We can all die, but the thing which made us human will survive–entire–and some day we will go back. Some day we will reclaim it.

He lay and listened to the distant sound of singing from the New Skye hall, in the dome which had become his whole life. Vaguely it occurred to him that he should get up; dress; go over to them, join them. They had something to preserve too. He thought of the lovely copper-haired girl he had known so briefly; who, amazingly, bore his child.

She would be glad to see him, and surely he had some responsibility, even though he had fathered the child half-knowing, maddened like a beast in rut–he flinched at the thought. Still she had been gentle and understanding, and he owed her something, some kindness for having used and forgotten her. What was her strange and lovely name? Fiona? Gaelic, surely. He rose from his bed, searching quickly for some garments, then hesitated, standing at the door of the dome and looking out at the clear bright sky. The moons had set and the pale false dawn was beginning to glow far to the east, a rainbow light like an aurora, which he supposed was reflected from the faraway glacier he had never seen; would never see; never cared to see.
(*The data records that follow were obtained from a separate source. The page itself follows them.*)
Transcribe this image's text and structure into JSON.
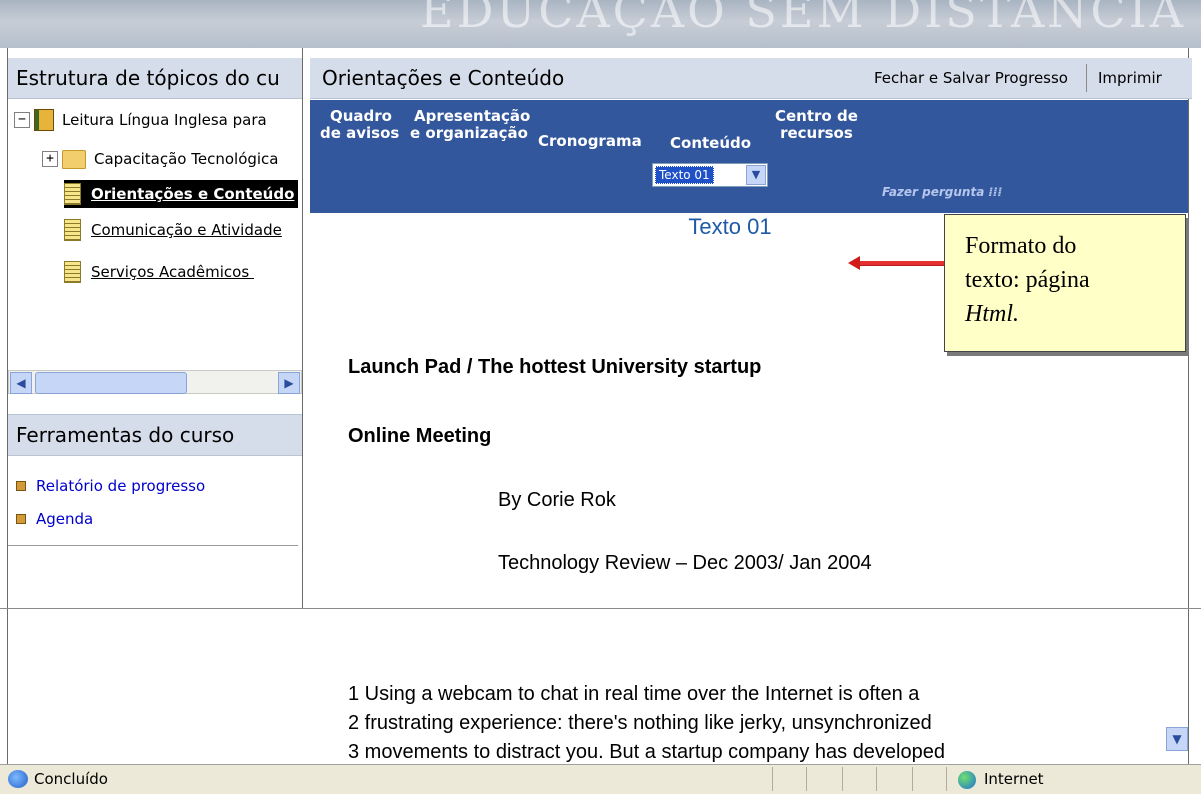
{
  "banner": {
    "text": "EDUCAÇÃO SEM DISTÂNCIA"
  },
  "outline": {
    "title": "Estrutura de tópicos do cu",
    "items": [
      {
        "label": "Leitura Língua Inglesa para"
      },
      {
        "label": "Capacitação Tecnológica"
      },
      {
        "label": "Orientações e Conteúdo"
      },
      {
        "label": "Comunicação e Atividade"
      },
      {
        "label": "Serviços Acadêmicos "
      }
    ]
  },
  "tools": {
    "title": "Ferramentas do curso",
    "items": [
      {
        "label": "Relatório de progresso"
      },
      {
        "label": "Agenda"
      }
    ]
  },
  "right": {
    "title": "Orientações e Conteúdo",
    "close_save": "Fechar e Salvar Progresso",
    "print": "Imprimir"
  },
  "nav": {
    "board_l1": "Quadro",
    "board_l2": "de avisos",
    "pres_l1": "Apresentação",
    "pres_l2": "e organização",
    "schedule": "Cronograma",
    "content": "Conteúdo",
    "resources_l1": "Centro de",
    "resources_l2": "recursos",
    "selected_text": "Texto 01",
    "ask": "Fazer pergunta"
  },
  "content": {
    "title": "Texto 01",
    "headline": "Launch Pad / The hottest University startup",
    "subhead": "Online Meeting",
    "byline": "By Corie Rok",
    "source": "Technology Review – Dec 2003/ Jan 2004",
    "lines": [
      "1 Using a webcam to chat in real time over the Internet is often a",
      "2 frustrating experience: there's nothing like jerky, unsynchronized",
      "3 movements to distract you. But a startup company has developed"
    ]
  },
  "callout": {
    "line1": "Formato do",
    "line2": "texto: página",
    "line3": "Html."
  },
  "status": {
    "left": "Concluído",
    "zone": "Internet"
  },
  "colors": {
    "navbar": "#33579d",
    "header": "#d5ddea",
    "title_blue": "#1f5aa6",
    "callout_bg": "#ffffc8",
    "arrow": "#e53030"
  }
}
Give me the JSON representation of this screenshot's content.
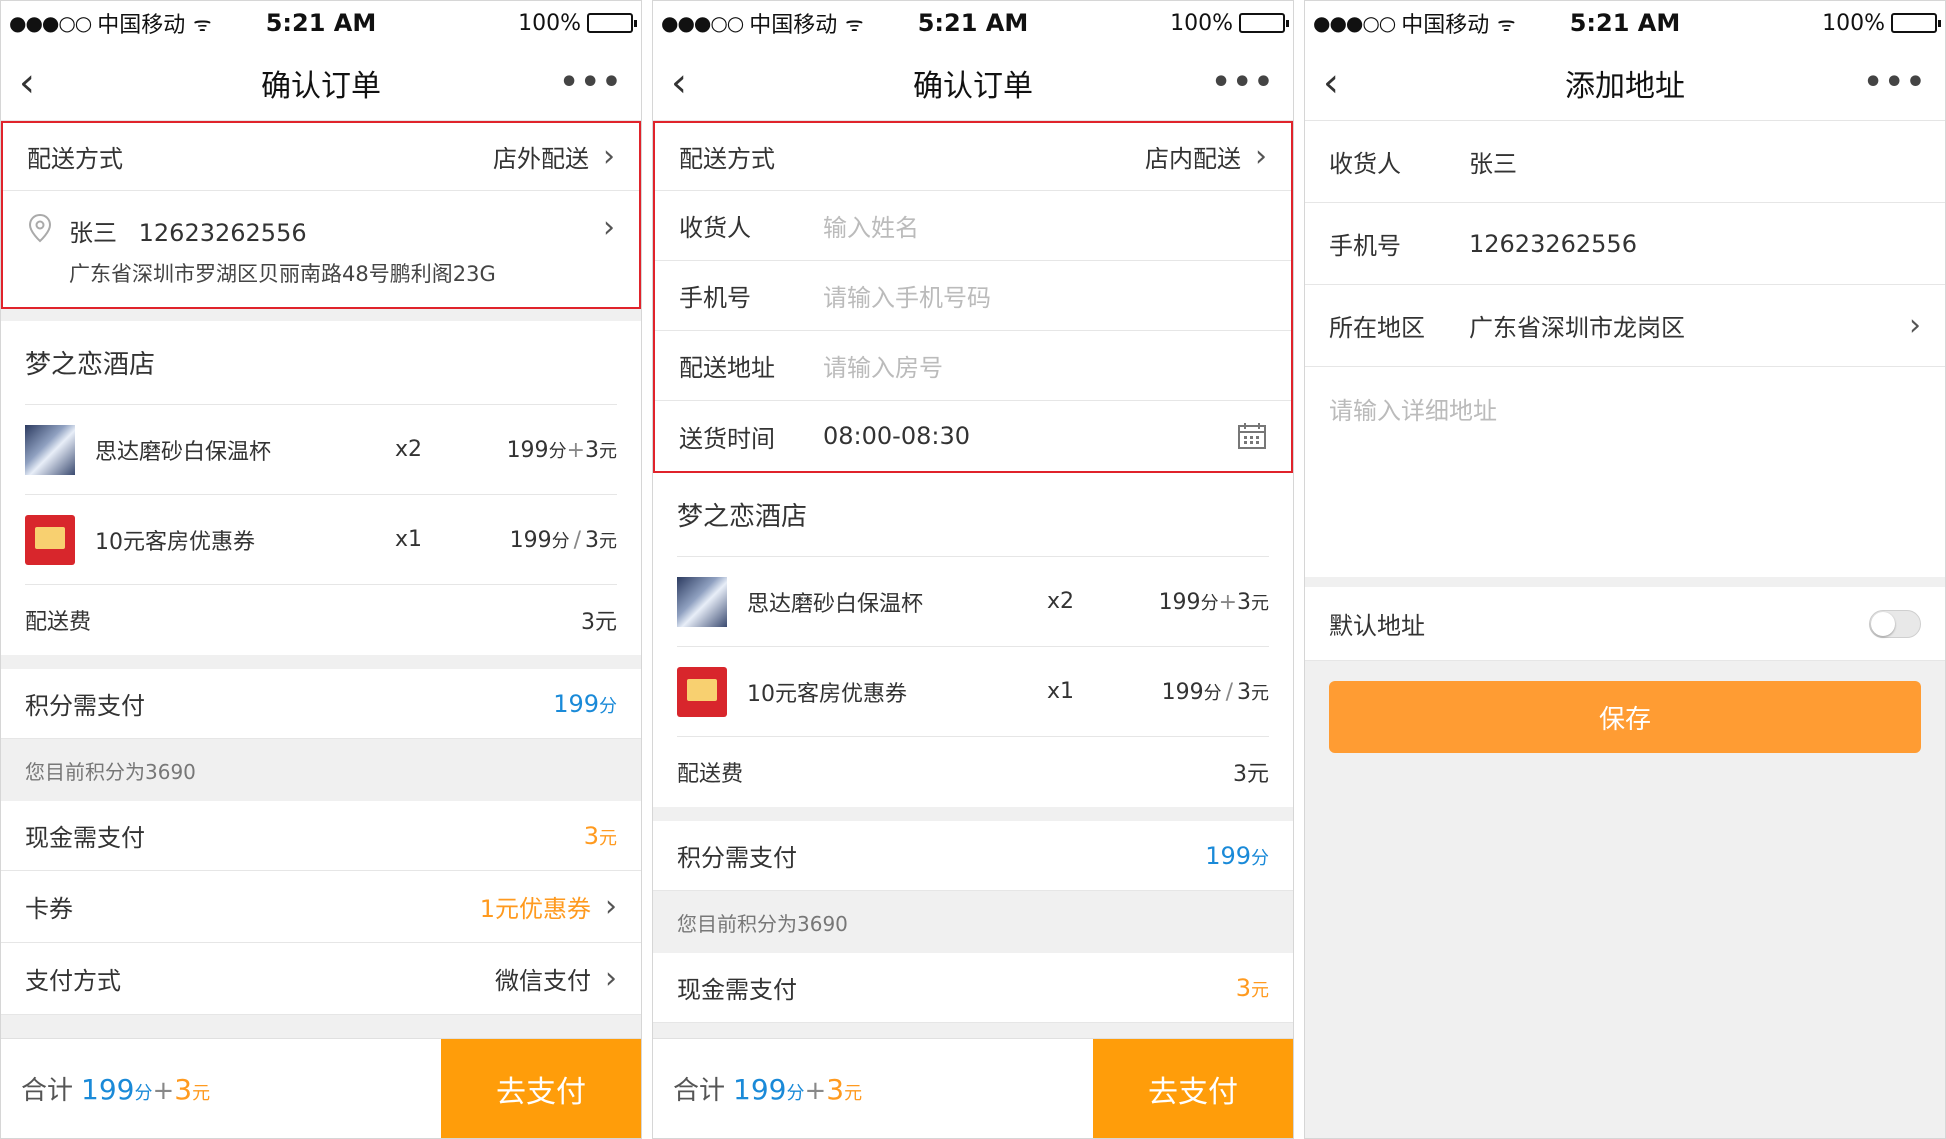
{
  "status": {
    "carrier": "中国移动",
    "time": "5:21 AM",
    "battery": "100%"
  },
  "screen1": {
    "title": "确认订单",
    "delivery_label": "配送方式",
    "delivery_value": "店外配送",
    "contact_name": "张三",
    "contact_phone": "12623262556",
    "contact_address": "广东省深圳市罗湖区贝丽南路48号鹏利阁23G",
    "shop": "梦之恋酒店",
    "items": [
      {
        "name": "思达磨砂白保温杯",
        "qty": "x2",
        "points": "199",
        "pu": "分",
        "sep": "+",
        "cash": "3",
        "cu": "元",
        "thumb": "cup-thumbnail"
      },
      {
        "name": "10元客房优惠券",
        "qty": "x1",
        "points": "199",
        "pu": "分",
        "sep": "/",
        "cash": "3",
        "cu": "元",
        "thumb": "coupon-thumbnail"
      }
    ],
    "fee_label": "配送费",
    "fee_value": "3元",
    "points_label": "积分需支付",
    "points_value": "199",
    "points_unit": "分",
    "balance_note": "您目前积分为3690",
    "cash_label": "现金需支付",
    "cash_value": "3",
    "cash_unit": "元",
    "card_label": "卡券",
    "card_value": "1元优惠券",
    "method_label": "支付方式",
    "method_value": "微信支付",
    "total_label": "合计",
    "total_points": "199",
    "total_points_unit": "分",
    "total_sep": "+",
    "total_cash": "3",
    "total_cash_unit": "元",
    "pay_button": "去支付"
  },
  "screen2": {
    "title": "确认订单",
    "delivery_label": "配送方式",
    "delivery_value": "店内配送",
    "receiver_label": "收货人",
    "receiver_placeholder": "输入姓名",
    "phone_label": "手机号",
    "phone_placeholder": "请输入手机号码",
    "address_label": "配送地址",
    "address_placeholder": "请输入房号",
    "time_label": "送货时间",
    "time_value": "08:00-08:30",
    "shop": "梦之恋酒店",
    "items": [
      {
        "name": "思达磨砂白保温杯",
        "qty": "x2",
        "points": "199",
        "pu": "分",
        "sep": "+",
        "cash": "3",
        "cu": "元"
      },
      {
        "name": "10元客房优惠券",
        "qty": "x1",
        "points": "199",
        "pu": "分",
        "sep": "/",
        "cash": "3",
        "cu": "元"
      }
    ],
    "fee_label": "配送费",
    "fee_value": "3元",
    "points_label": "积分需支付",
    "points_value": "199",
    "points_unit": "分",
    "balance_note": "您目前积分为3690",
    "cash_label": "现金需支付",
    "cash_value": "3",
    "cash_unit": "元",
    "total_label": "合计",
    "total_points": "199",
    "total_points_unit": "分",
    "total_sep": "+",
    "total_cash": "3",
    "total_cash_unit": "元",
    "pay_button": "去支付"
  },
  "screen3": {
    "title": "添加地址",
    "receiver_label": "收货人",
    "receiver_value": "张三",
    "phone_label": "手机号",
    "phone_value": "12623262556",
    "region_label": "所在地区",
    "region_value": "广东省深圳市龙岗区",
    "detail_placeholder": "请输入详细地址",
    "default_label": "默认地址",
    "default_on": false,
    "save_button": "保存"
  },
  "colors": {
    "accent_orange": "#ff9d0a",
    "points_blue": "#1a8ad8",
    "highlight_red": "#e0232b"
  }
}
He sniffed the wind and as he drew it into his lungs a strange, angry suspicion came over him. Last time they had destroyed the ship; this time they would destroy him, and his work. He slammed the dome and locked it; double-locked it with the padlock he had demanded from Moray. This time no one would approach the computer, not even those he trusted most. Not even Patrick. Not even Camilla.

“Lie still, beloved. Look, the moons have set, it will be morning soon,” Rafe murmured. “How warm it is, under the stars in the wind. Why are you crying, Camilla?”

She smiled in the darkness. “I’m not crying;” she said softly, “I’m thinking that some day we’ll find an ocean and islands for the songs we heard tonight, and that some day our children will sing them there.”

“Have you come to love this world as I do, Camilla?”

“Love? I don’t know;” she said tranquilly, “it’s our world. We don’t have to love it. We only have to learn to live with it, somehow. Not on our terms but on its own.”

All across Base Camp, the minds of the Earthmen flickered into madness, unexplained joy or fear; women wept without knowing why, or laughed in sudden joy they could not explain. Father Valentine, asleep in his isolated shelter, woke and came quietly down the mountain, and unnoticed, came into the Hall in New Skye, mingling with them in love and complete acceptance. When the winds died he would return to solitude, but he knew he would never be wholly alone again.

Heather and Ewen, sharing the night duty in the hospital, watched the red sun rise in the cloudless sky. Arms enlaced, they were shaken out of their silent ecstatic watching of the sky (a thousand ruby sparkles, the brilliant rush of light driving back the darknesses) by a cry behind them; a shrill, moaning wail of pain and terror.